L’acqua che scorre e la memoria. Sono due concetti apparentemente poco
conciliabili. Almeno così sosterrebbe Eraclito e non solo. Eppure fissare in una foto le
immagini dell’acqua, di mare o di fiume, che comunque scorre e si muove, magari immortalando anche qualche
frammento di natura trascinato dalla
corrente , è quasi la dimostrazione del contrario. O per lo meno di come i due
concetti possano essere legati. Giulia Vasta ce lo fa notare. Con la sua
mostra “Le forme dell’assenza” fino al 30 aprile all’Unimedia Contemporary Art
di Genova. Da vedere il frutto di uno studio e una ricerca curiosa e scrupolosa
di anni. Dalla
forma più immediata e semplice del
filmato dove si vede il fiume che scorre trascinando con la sua corrente
rami, arbusti, oggetti abbandonati. Alle
serie
Dissipazioni, 50 0 60 fotogrammi di un video assemblati nella stessa cornice. Uno racconta il passaggio dell’acqua di mare nelle sue mani.

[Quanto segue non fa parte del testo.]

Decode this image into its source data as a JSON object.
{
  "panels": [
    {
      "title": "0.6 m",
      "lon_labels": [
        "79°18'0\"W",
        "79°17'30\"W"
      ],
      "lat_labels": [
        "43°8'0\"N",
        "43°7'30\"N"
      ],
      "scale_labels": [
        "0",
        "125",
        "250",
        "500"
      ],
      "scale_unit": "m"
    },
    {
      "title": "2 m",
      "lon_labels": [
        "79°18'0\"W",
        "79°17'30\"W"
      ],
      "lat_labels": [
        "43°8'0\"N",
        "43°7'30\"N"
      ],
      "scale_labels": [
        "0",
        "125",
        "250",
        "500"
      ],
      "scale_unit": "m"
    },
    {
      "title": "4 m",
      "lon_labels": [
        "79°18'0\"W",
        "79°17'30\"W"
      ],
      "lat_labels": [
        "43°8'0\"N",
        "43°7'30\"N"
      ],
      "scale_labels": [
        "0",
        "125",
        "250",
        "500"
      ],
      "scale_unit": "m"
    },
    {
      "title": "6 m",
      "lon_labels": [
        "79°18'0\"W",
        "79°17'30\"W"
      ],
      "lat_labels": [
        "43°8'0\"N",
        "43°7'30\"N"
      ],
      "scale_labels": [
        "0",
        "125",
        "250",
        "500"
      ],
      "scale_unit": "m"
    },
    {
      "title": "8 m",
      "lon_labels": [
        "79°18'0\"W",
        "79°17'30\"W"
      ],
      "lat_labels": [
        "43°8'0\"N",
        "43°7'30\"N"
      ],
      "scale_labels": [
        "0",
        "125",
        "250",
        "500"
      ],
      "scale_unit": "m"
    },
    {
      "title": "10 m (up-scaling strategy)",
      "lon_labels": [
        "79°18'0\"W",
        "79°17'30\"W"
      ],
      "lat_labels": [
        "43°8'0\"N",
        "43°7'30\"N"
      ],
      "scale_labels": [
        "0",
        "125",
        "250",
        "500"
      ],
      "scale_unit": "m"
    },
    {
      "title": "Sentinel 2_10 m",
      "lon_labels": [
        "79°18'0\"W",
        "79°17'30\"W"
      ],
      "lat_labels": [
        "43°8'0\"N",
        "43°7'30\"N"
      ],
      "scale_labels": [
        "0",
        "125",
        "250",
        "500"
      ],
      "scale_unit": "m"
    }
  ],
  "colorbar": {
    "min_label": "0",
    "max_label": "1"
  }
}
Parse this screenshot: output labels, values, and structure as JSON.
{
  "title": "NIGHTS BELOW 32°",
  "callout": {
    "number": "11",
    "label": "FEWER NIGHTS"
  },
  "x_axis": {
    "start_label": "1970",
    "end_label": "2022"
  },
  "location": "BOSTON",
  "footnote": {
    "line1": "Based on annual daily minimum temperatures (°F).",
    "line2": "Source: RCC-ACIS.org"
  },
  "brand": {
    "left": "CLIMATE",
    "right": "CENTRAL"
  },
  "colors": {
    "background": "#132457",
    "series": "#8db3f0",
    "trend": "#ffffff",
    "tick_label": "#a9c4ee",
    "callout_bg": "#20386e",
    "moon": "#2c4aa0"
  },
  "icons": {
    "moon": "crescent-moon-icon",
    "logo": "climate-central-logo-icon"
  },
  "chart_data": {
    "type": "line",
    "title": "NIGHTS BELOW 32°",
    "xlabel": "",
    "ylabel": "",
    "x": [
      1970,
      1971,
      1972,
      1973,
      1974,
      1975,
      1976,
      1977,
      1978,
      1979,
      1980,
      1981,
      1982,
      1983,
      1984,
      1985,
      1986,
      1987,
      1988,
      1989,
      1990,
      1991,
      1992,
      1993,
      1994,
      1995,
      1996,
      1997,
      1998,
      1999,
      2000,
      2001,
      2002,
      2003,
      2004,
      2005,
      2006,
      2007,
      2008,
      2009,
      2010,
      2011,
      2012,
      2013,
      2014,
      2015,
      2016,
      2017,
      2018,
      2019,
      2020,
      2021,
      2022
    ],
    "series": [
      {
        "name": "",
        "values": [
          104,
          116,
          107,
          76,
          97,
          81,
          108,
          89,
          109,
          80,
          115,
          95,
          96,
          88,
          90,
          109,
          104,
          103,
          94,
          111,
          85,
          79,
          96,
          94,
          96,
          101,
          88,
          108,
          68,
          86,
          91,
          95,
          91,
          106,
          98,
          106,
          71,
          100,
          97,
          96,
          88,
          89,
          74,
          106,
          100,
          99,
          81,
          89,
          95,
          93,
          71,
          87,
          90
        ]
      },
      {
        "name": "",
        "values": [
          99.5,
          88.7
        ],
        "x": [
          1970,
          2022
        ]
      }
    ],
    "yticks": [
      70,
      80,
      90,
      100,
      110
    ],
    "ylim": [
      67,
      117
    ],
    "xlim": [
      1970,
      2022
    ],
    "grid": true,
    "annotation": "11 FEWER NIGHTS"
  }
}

Un altro lo scioglimento in 18 minuti di
una saponetta, tenuta sempre nelle sue mani, sotto il rubinetto di un lavabo
. E poi ci sono i ricordi, veri e
propri, con una loro consistenza sempre legati all’acqua, ovviamente. Come l’installazione-tavolo con 27 piccoli quadrati con rametti
trovati sulle rive di un fiume, sassolini, pezzi di terra, tracce o foto. O ancora i confronti, fra quello che è
generato dalla natura e quello che è prodotto dall’uomo. Ecco per esempio un rosario, che si era incastrato in un ramo, affiancato da un
pezzo di legno che ne richiama le linee.
O ancora uno stivale di gomma abbandonato sulla sabbia con le tracce intatte della sua suola e a fianco un ramo che ha la stessa curvatura
. Non sono molti i pezzi esposti nella prima rassegna personale di Vasta, ma vanno
visti con attenzione e tempo. Per
coglierne quell’attrazione che stimola i pensieri e i ricordi. E’ una testimonianza di quanto la natura possa
essere interessante, mutevole e addirittura creativa, senza la presunzione di
volere dare un messaggio.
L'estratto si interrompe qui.